— Cuando cuente hasta tres quiero que te hayas dormido. —le dijo el papá a su pequeño.
Su hijo le respondió con una enorme sonrisa mientras se comprimía contra su pecho.
— Uno.
El bebé abrió los ojos muy grandes mientras su padre le apretujaba y cantaba una canción.
— Dos.
Abrió las manitas porque la melodía le mecía y le iba adormeciendo, pero no quería dormirse. Tampoco quería que llegara el siguiente número. Siguió la canción un rato.
— Tres.
El papá acostó al bebé en su cunita y le observó con ternura: respiraba profundamente y todavía las últimas notas de la canción mecían su sueño. Se quedó unos minutos hasta que la criatura ni siquiera pestañeaba y se dirigió a la puerta. La dejó entornada para poder oírle si llegaba a despertarse.

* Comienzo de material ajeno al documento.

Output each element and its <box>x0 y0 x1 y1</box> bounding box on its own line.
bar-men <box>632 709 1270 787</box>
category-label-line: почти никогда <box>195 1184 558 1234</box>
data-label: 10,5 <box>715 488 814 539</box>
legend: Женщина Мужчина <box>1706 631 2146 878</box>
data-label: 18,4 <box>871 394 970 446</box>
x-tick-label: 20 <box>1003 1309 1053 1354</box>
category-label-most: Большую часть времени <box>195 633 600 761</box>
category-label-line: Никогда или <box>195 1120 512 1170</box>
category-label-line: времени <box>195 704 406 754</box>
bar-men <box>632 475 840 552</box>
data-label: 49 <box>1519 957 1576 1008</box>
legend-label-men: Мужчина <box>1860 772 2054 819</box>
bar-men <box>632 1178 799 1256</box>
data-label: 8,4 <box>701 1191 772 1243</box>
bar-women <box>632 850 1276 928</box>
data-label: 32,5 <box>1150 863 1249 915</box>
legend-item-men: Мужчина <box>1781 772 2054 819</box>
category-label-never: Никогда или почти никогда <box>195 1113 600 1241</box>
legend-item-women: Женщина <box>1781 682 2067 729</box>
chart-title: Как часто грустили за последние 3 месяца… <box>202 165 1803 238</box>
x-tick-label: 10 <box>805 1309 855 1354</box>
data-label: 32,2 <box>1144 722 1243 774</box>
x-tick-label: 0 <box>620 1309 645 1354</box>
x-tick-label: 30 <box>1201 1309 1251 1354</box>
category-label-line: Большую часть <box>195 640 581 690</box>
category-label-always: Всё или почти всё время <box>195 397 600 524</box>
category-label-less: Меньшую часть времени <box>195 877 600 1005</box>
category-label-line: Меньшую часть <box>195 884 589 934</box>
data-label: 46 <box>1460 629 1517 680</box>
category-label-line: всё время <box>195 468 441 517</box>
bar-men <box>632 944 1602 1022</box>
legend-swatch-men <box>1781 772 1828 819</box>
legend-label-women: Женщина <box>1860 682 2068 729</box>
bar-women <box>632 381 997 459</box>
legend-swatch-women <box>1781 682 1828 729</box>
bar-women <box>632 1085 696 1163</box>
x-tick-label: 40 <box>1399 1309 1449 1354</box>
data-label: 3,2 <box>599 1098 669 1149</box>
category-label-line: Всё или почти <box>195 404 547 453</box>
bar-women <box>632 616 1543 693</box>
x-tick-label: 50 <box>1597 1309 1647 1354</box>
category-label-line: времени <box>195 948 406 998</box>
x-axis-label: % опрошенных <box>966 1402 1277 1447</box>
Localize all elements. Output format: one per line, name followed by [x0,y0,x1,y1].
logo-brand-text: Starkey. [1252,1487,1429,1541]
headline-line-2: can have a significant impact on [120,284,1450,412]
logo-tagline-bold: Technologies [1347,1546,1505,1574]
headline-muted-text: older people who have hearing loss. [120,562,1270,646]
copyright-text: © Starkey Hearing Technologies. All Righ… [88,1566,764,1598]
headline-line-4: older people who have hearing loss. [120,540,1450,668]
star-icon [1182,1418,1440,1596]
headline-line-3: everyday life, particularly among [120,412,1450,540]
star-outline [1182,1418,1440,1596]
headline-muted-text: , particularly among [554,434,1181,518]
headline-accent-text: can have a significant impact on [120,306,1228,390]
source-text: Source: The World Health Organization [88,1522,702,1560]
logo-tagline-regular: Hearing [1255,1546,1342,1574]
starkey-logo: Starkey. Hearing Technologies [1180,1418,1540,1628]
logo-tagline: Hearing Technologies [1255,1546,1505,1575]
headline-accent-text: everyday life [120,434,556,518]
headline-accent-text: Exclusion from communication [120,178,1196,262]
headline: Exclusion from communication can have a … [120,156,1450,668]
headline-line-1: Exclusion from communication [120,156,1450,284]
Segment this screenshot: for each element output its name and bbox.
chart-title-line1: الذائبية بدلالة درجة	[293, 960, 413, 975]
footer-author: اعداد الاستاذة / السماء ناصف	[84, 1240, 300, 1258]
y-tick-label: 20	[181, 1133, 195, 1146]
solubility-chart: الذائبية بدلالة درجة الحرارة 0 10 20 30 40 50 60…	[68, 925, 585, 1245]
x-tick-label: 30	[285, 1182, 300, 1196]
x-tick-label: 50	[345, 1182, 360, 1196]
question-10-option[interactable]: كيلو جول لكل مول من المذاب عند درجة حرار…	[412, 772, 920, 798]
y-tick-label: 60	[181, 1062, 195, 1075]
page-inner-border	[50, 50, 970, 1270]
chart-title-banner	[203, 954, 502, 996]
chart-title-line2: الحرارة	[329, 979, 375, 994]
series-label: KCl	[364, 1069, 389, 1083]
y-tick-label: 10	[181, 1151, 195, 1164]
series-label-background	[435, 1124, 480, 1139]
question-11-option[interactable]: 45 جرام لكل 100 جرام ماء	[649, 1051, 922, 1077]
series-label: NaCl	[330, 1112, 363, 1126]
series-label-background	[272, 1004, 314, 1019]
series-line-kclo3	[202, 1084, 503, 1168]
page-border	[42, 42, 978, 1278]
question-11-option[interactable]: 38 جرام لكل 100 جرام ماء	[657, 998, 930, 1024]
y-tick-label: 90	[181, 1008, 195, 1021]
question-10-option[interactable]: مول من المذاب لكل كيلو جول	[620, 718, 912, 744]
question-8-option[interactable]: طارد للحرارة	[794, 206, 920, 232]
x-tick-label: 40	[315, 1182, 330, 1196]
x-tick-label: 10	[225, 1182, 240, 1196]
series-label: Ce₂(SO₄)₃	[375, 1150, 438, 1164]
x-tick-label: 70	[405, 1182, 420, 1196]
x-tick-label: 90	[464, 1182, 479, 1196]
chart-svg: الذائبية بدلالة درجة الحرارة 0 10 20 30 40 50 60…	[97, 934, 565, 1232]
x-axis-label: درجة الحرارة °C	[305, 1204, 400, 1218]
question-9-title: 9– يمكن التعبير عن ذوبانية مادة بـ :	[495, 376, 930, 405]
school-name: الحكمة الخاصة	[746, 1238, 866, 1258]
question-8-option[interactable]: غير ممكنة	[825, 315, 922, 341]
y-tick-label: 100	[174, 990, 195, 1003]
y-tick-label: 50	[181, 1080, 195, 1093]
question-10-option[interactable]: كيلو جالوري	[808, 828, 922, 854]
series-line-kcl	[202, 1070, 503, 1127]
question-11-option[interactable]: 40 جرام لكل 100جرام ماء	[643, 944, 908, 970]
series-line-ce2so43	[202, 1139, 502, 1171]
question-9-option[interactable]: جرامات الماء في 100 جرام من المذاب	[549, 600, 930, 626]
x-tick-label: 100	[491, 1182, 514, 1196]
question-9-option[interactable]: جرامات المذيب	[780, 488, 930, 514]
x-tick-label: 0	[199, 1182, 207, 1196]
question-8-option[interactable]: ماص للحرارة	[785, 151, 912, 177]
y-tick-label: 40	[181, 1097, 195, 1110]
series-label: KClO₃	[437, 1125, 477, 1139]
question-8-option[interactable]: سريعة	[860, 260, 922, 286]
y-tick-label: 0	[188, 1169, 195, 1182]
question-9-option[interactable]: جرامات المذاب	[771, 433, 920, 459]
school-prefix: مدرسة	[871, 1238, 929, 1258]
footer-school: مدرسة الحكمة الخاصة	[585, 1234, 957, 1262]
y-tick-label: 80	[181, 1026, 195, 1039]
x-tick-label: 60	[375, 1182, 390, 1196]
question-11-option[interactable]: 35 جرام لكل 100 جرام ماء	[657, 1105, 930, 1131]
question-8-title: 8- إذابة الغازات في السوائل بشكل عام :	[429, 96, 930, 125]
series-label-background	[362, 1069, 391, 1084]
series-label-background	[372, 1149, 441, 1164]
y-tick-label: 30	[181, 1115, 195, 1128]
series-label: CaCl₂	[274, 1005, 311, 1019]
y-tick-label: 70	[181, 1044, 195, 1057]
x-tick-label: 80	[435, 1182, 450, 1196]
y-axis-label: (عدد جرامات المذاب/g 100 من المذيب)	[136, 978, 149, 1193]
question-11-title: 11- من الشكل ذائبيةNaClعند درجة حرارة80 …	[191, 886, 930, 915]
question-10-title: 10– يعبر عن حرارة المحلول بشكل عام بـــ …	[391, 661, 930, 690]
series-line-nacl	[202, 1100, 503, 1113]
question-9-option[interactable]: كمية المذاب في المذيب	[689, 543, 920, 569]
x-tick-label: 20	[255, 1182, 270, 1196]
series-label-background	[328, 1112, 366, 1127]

El bebé se dirigió a un mundo lleno de colores: su padre iba a su lado y le guiaba. Había caballitos de madera y cientos de mariposas flotando por el aire.
De pronto el niño vio una puerta de color rojizo que estaba justo delante de ellos y quiso abrirla. Su padre le pidió encarecidamente que no lo hiciera, que ya visitarían ese lugar cuando fuera más grande:
— En la vida hay un momento para todo y cada cosa debe aprenderse a su debido tiempo —le dijo con dulzura.
Pese a que su padre siempre sabía cómo debían hacerse las cosas, la curiosidad fue más fuerte y el niño se abalanzó sobre la puerta. La oscuridad absoluta reinaba en esa habitación y la otra, que había estado hasta entonces impregnada de colores, fue tiñéndose lentamente por las sombras. El niño gritó.
Al abrir los ojos, su padre estaba allí, consolándolo.
— Ha sido solo una pesadilla —le dijo. —Ahora, cuando cuente hasta tres quiero que te hayas dormido.
Y el niño comenzó nuevamente a dormirse al son de la melodía que tan dulcemente entonaba su padre.